With incidents of antisemitism, hate crimes, and online harassment on the rise in New Jersey, Assemblyman Gary Schaer (D-Bergen, Passaic) recently introduced a package of bills with a goal of raising awareness and educating the public as well as putting stronger safety measures in place for New Jersey residents.
The three-bill package includes legislation that will create a statewide definition of antisemitism as well as recognizing both swatting and doxing as crimes in New Jersey.
“Over the last few months, we have seen a disturbingly rapid rise in antisemitism and hate crimes on our college campuses, K-12 schools, houses of worship and online,” said Assemblyman Schaer. “We must remain vigilant in combatting antisemitism and protecting our residents, and it is my hope that by introducing these bills today, we will be doing just that.”
The bills in the legislative package include:
(A3558) – Adopting a statewide definition of antisemitism in order to educate the public, raise awareness of antisemitism, and understand its impact on those it is affecting throughout New Jersey.
(A3560) – Recognizing swatting – a false public alarm when the alarm involves a church, synagogue, temple, or other place of public worship – as a crime in New Jersey.
(A3561) – Recognizing doxing as a crime in New Jersey.

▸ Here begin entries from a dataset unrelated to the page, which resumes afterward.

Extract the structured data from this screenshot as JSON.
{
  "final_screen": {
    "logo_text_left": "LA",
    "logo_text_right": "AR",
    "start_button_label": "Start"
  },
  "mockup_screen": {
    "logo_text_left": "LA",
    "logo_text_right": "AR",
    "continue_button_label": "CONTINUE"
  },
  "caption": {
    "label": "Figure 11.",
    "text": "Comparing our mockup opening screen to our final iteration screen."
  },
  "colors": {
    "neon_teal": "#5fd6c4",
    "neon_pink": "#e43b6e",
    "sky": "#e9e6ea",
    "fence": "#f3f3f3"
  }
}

A person would commit the crime of doxing if they were to knowingly disclose personal identifying information of another person online without that person’s consent with the purpose of subjecting them to violence or to cause them to fear for their own safety.
“We need to put safeguards in place immediately to protect our residents in everyday life as well as online,” Schaer continued. “It is my hope that these bills will not only make New Jersey a safer place to live, but will also set an example for the rest of the country and the world.”
“In the wake of far too many doxing and swatting incidents targeting the Jewish community and other marginalized communities in recent months, we are grateful that New Jersey has introduced three bills to address the sharply rising antisemitism we have seen here and around the world,” said Scott Richman, Regional Director, Anti-Defamation League (ADL) New York/New Jersey. “ADL is committed to fighting antisemitism and all forms of hate in our online and physical spaces, and we look forward to continuing to work closely with Assemblyman Schaer and all of our elected leaders to make sure New Jersey’s laws meet this difficult moment.”
“Now more than ever, it’s vital that we provide New Jersey with the tools to make sure residents stay informed and feel safe in their own homes,” said Harris Laufer, State Director, Jewish Federations of New Jersey. “We are grateful for the partnership we have with Assemblyman Schaer and are proud to have such a fierce advocate for our community in Trenton.”
The bills were introduced on Thursday, February 1st and are pending referral to their respective committees.
“The New Jersey State PBA is proud to stand with the sponsors of these bills,” said New Jersey State Policemen’s Benevolent Association (PBA) President Patrick Colligan. “Antisemitism needs to be stamped out in New Jersey and around the world. Providing meaningful protections from harassment for our Jewish residents is not only morally right but timely.”